Il est bientôt une heure. Je viens de rentrer chez moi, quelques mètres à pied à travers le brouillard, qui recouvre les champs environnants ce soir. Pourtant le ciel est clair, la Lune est haute et de nombreuses étoiles se sont peu à peu allumées là-haut.
J'écoute les Stereophonics, j'ai un peu froid, et je me sens vide surtout, si vide. Soirée banale avec de vieux amis, sale voiture branlante qui se traîne on ne sait comment jusqu'à la plage, pizza sur les galets, alors que la Lune orangée semble sortir des flots, et là notre salle familière, un peu enfumée, et son billard.

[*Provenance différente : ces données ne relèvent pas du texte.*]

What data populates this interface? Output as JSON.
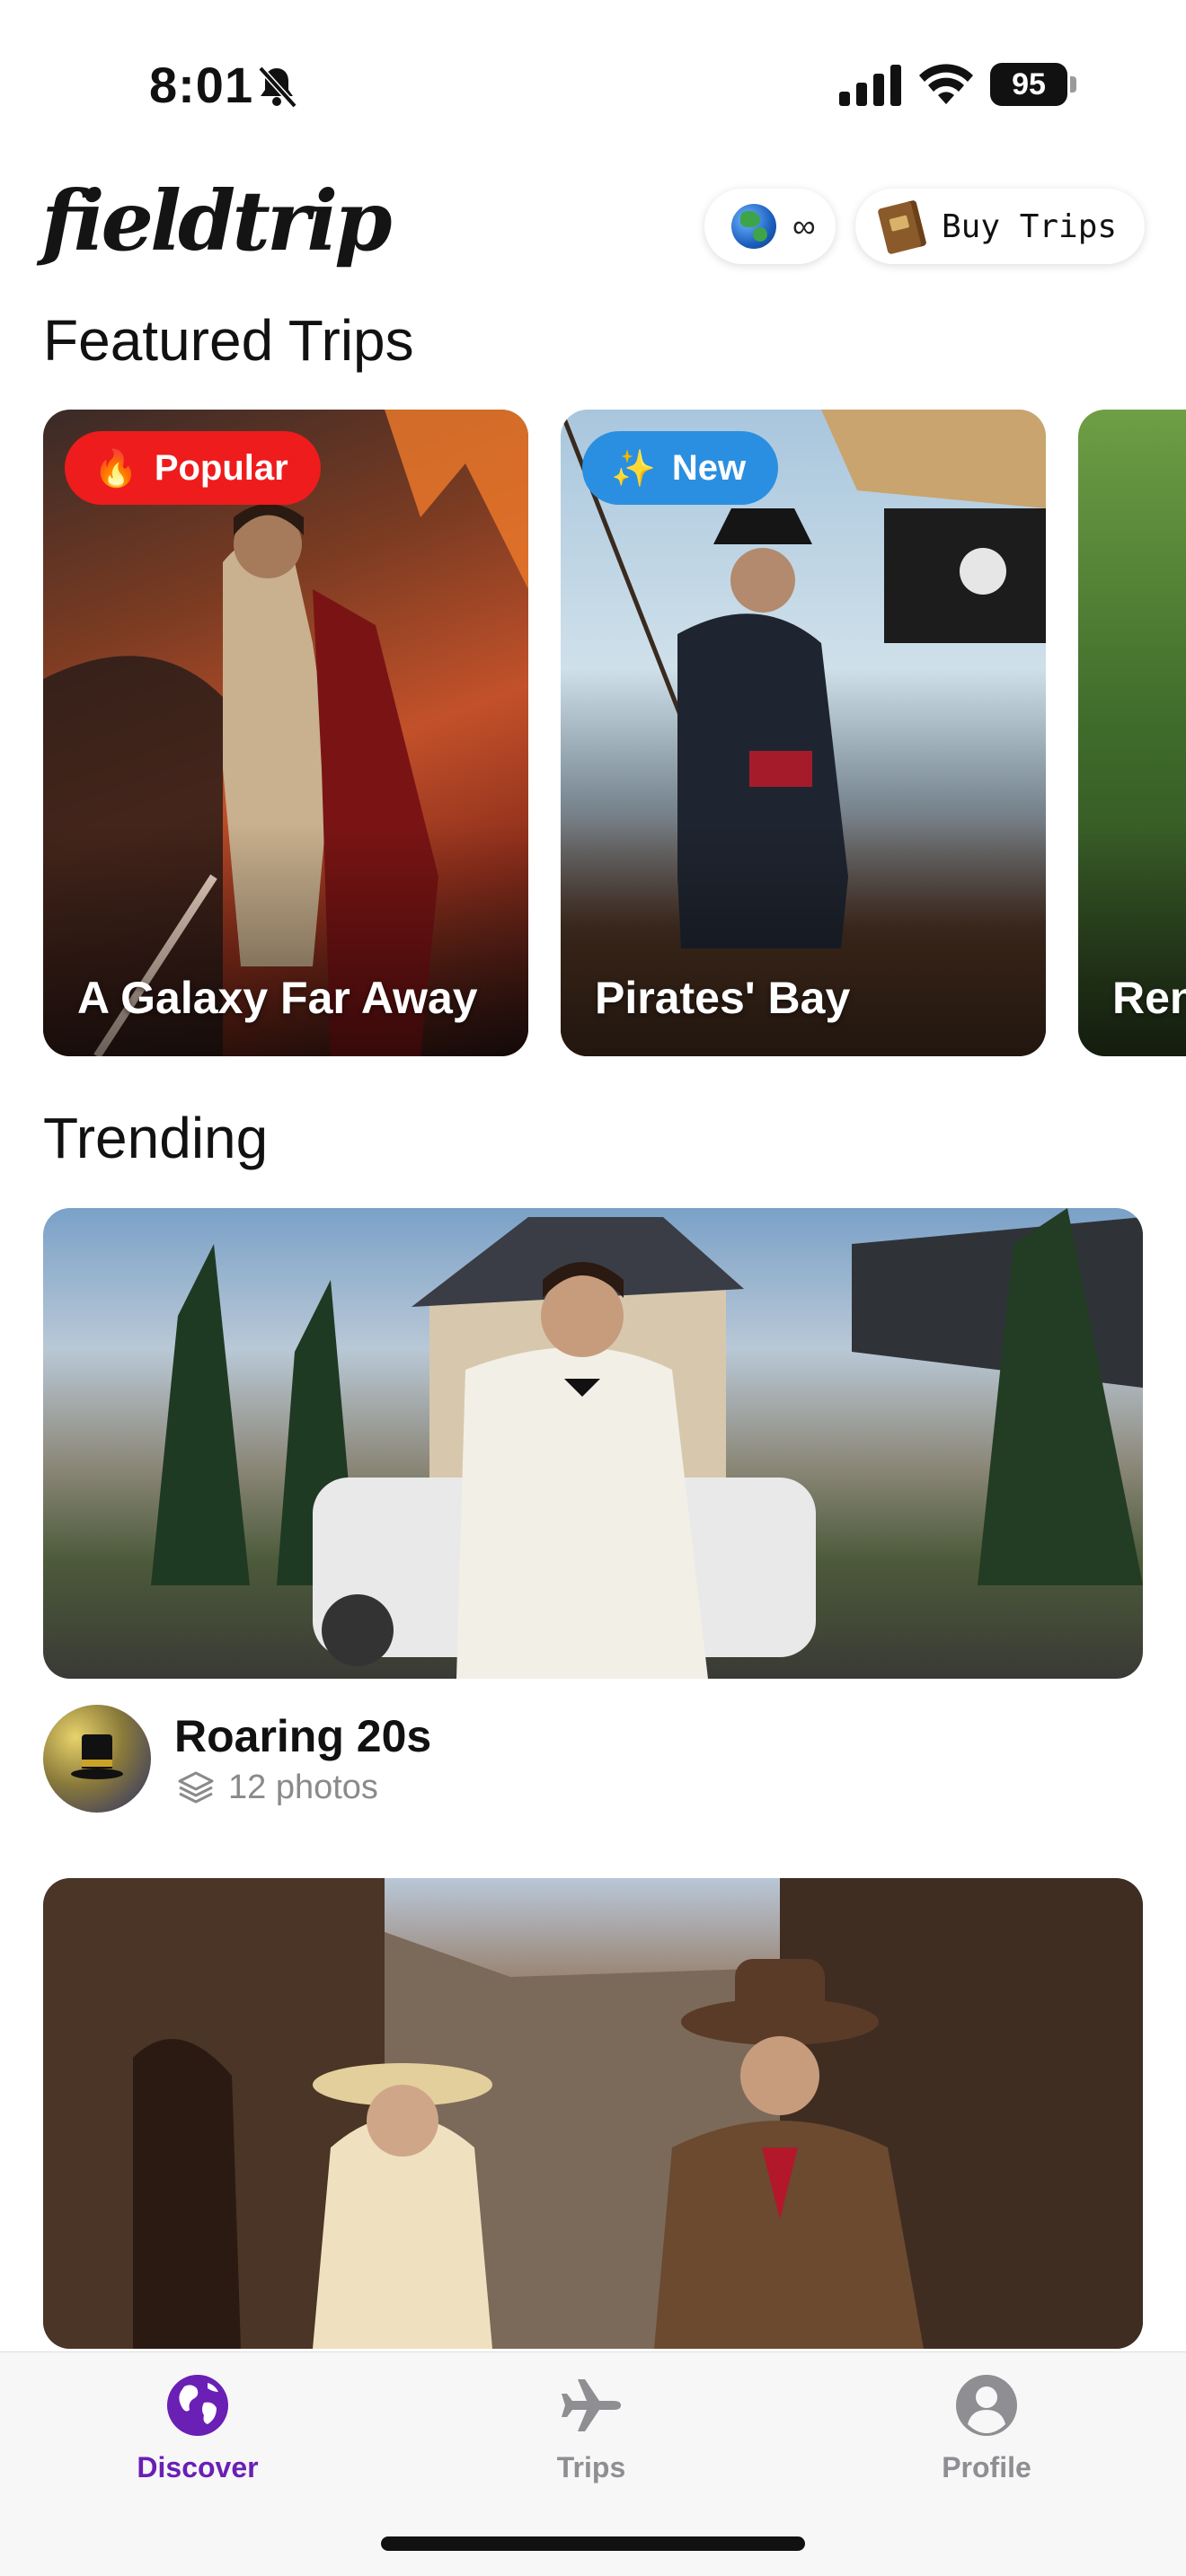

Les bières traditionnelles, quelques-uns fument : bref, tout y est. Tout, sauf moi. Je n'y arrive pas, ce n'est plus comme avant. Bien sûr, eux sont toujours les mêmes, insouciants, enjoués, blagueurs, jeunes, tellement jeunes...
L'évidence est là : j'ai vieilli. Il a fallu peu de temps... Même si j'ai toujours été plus vieux, au fond, j'aimais bien ces heures passées ensemble à plaisanter en buvant tranquillement jusqu'à ce que la tête tourne et que les yeux piquent un peu, jusqu'à ce que certains s'endorment, quand les autres se rejoignent, forment le cercle, et discutent à voix basse en attendant que l'heure tourne. C'est fini, tout ça.
Sur la plage, je regardais vers le large en frissonnant. Quand il a fallu boire, j'ai bu, mais cela m'ennuyait. Une bière, et plus rien. Je me rendais compte que j'aurais cent fois préféré ma solitude habituelle, mon stylo et ma feuille blanche. Je me rendais compte que j'aimais ces amis, tout en les détestant.
I don't belong here.
"Je suis l'autre", disait Nerval en voyant son portrait. Je ne suis pas cet homme silencieux, gris, celui qui parfois vous surprend en se retirant quand tous rient, quand tous sont joyeux. "Je suis l'autre", celui qui rengorge, déborde, explose de mille couleurs et d'images éphémères, celui qui regarde, qui écoute et qui apprend, celui qui crée et qui Invente.
Misanthrope ? Non, j'aime l'être humain, ce potentiel d'âme et de création trop souvent inexploité.
Pourtant, il y a ce vide. Solitude, amie, tendre compagne, comme tu me pèses parfois ! J'ai besoin d'amour, moi aussi. Besoin de celle qui me sourira le matin, le Soleil dans ses cheveux défaits, de celle qui marchera près de moi sous les arbres, en silence, sa main lovée dans la mienne, de celle qui - mais existe-t-elle vraiment ? - aimera l'autre.
Alors j'attends. L'automne est doux ce soir, la mer est haute, on voyait un chaland quitter le port, glissant silencieusement devant le phare blanc.
Dyangel... the trick is to keep breathing.
Les réactions :
Re:
C'est un rêve, un Idéal. Les rêves sont souvent égoïstes, et qu'y a-t-il de plus sincère qu'un rêve ? Et pourtant, pourtant je donnerai tout ce que j'ai pour qu'Elle soit heureuse, pour un sourire sur ses lèvres et le calme dans son esprit...
Egoïste donc, certainement. Mais au sens ou l'amour de moi-même, c'est aussi et peut-être avant tout l'amour d'Elle.
Merci pour tes commentaires...
Peut-être que la solitude n'est qu'un dessein pour se forger un monde plus vaste, plus fou, plus "nous". Pour qu'on se pose un voyage plus ahurissant que toutes les alcools sur terre...
Ton texte pourtant, et comme j'aime quand tu nous parles de solitude, renferme cet agréable paradoxe d'être incompris, de désirer être seul, et pourtant, pouvoir tenir dans sa paume une autre paume un peu plus petite, froide peut-être, pour la réchauffer.
Merci pour ce texte amer, délicieux, posé...
Peut-être que tu vieillis, mais tu conserves encore ta poésie.
Ana -x0x0x-
Re:
Tu me comprends bien, oui :) Tu sais, si un jour je perds ce fragment de poésie dont tu parles... Je préfère ne pas y penser.
Merci pour tout...
Samuel.
Ookami
Mais peut-on reporter sur l'amour ce besoin de partager ses sentiments que l'amitié ne peut plus combler ? N'est-ce pas égoïste ?
Peut-être pas, finalement. Peut-être pas... Puisqu'on parle de partage.